Los préstamos rápidos por lo general no son de grandes sumas de dinero, en México, entre las instituciones que los denominan como préstamos personales, oscilan entre los tres mil y treinta mil pesos, y por lo general no son de muchos requisitos incluso algunos no piden el historial del buró de crédito, otros más cautelosos, si piden demasiados requisitos y papelería así como firma de avales y garantías.

Entre las más solicitadas instituciones, o las que más promueven los préstamos, están las casas de empeño, cajas de ahorro y préstamos, conocidas como cajas populares, y algunas tiendas, independientemente de las instituciones bancarias, algunos ejemplos son:

• Caja popular mexicana
• Caja inmaculada
• Caja libertad
• First cash
• Prendamex
• Prendalana
• Financiera independencia
• Compartamos banco
• Famsa
• Copel
• Banco azteca
Por mencionar algunos.

Cualquiera de estos tienen la característica de resolver en poco tiempo, máximo 72 horas, pero lo que si hay que considerar, son dos puntos muy importantes

1. Considerar el moto de comisión por apertura, pues en mucha ocasiones son muy altos.
2. Considerar la taza de interés y montos a pagar.

Ya que en muchas ocasiones, en lugar de obtener un beneficio, podrían a llegar a lastimar seriamente nuestra economía, aparte de pasar momentos muy desagradables de conflicto con este tipo de situaciones.

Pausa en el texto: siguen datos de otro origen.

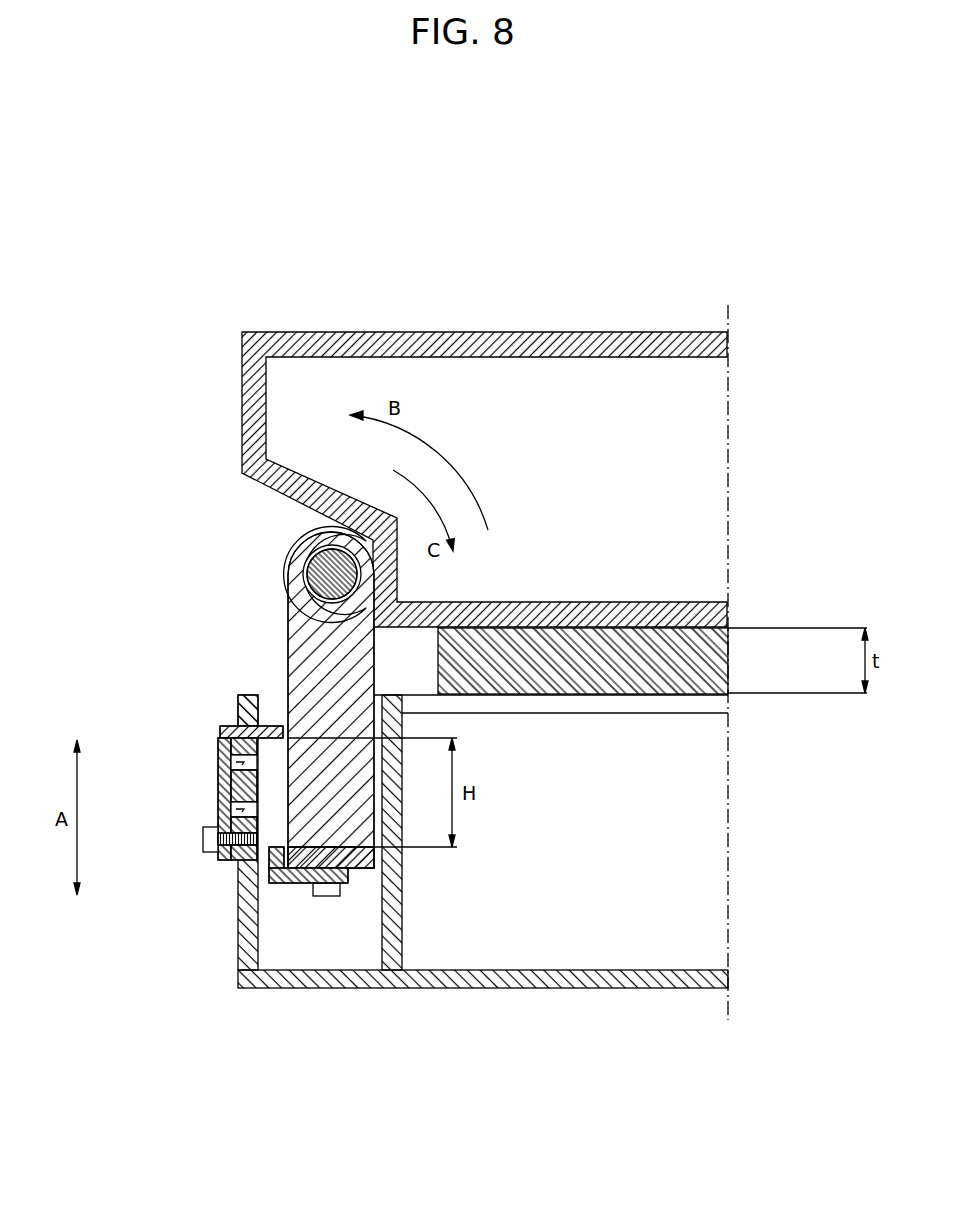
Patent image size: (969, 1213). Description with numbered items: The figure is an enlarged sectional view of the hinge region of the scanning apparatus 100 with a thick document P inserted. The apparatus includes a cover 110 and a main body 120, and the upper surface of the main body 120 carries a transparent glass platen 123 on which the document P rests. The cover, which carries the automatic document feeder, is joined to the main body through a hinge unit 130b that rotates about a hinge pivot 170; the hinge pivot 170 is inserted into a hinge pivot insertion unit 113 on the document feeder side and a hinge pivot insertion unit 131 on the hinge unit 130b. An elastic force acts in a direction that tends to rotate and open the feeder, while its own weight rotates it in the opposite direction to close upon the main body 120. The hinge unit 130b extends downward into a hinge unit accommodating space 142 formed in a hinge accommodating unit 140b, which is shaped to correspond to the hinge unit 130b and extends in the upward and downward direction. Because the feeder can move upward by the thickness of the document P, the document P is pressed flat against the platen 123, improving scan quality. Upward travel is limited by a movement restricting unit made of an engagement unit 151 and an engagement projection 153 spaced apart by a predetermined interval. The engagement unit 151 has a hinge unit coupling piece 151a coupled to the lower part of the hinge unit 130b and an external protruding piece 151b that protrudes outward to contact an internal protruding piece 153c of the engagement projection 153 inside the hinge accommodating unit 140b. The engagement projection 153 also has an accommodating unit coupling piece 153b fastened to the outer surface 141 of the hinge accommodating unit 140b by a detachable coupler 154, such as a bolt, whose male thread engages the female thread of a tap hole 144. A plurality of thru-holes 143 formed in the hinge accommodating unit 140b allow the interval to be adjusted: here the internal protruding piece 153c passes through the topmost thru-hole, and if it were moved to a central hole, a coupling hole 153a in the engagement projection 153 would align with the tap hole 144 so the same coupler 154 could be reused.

The scanning apparatus 100 is at (647, 327).
The cover 110 is at (435, 332).
The main body 120 is at (528, 990).
The platen 123 is at (713, 703).
The hinge unit 130b is at (292, 620).
The hinge pivot insertion unit 131 is at (300, 547).
The hinge pivot insertion unit 113 is at (300, 557).
The hinge pivot 170 is at (300, 585).
The hinge accommodating unit 140b is at (252, 983).
The outer surface 141 is at (227, 725).
The hinge unit accommodating space 142 is at (282, 947).
The thru-holes 143 is at (220, 768).
The tap hole 144 is at (272, 860).
The engagement unit 151 is at (308, 893).
The hinge unit coupling piece 151a is at (358, 890).
The external protruding piece 151b is at (300, 880).
The engagement projection 153 is at (220, 813).
The coupling hole 153a is at (220, 787).
The accommodating unit coupling piece 153b is at (220, 855).
The internal protruding piece 153c is at (268, 728).
The coupler 154 is at (207, 838).
The document P is at (713, 658).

Cosa contraria si podemos pagar de manera correcta y puntual, por lo que lo recomendable es, antes que nada, hacer una investigación sobre montos de intereses y comisiones que cobra cada institución y evaluar la que más se ajuste a nuestra capacidad y necesidad, y así evitar dolores de cabeza, que además de dañar nuestras finanzas, daña también nuestra salud.

Claro que lo más recomendable de todo, es evitar pedir prestado, ya que la mayoría de los casos, querer destapar un hoyo para tapar otro, se convierte en un cuento de nunca acabar, por lo que siempre es mejor hacer una planeación de la economía familiar, y así no tener que recurrir a los préstamos.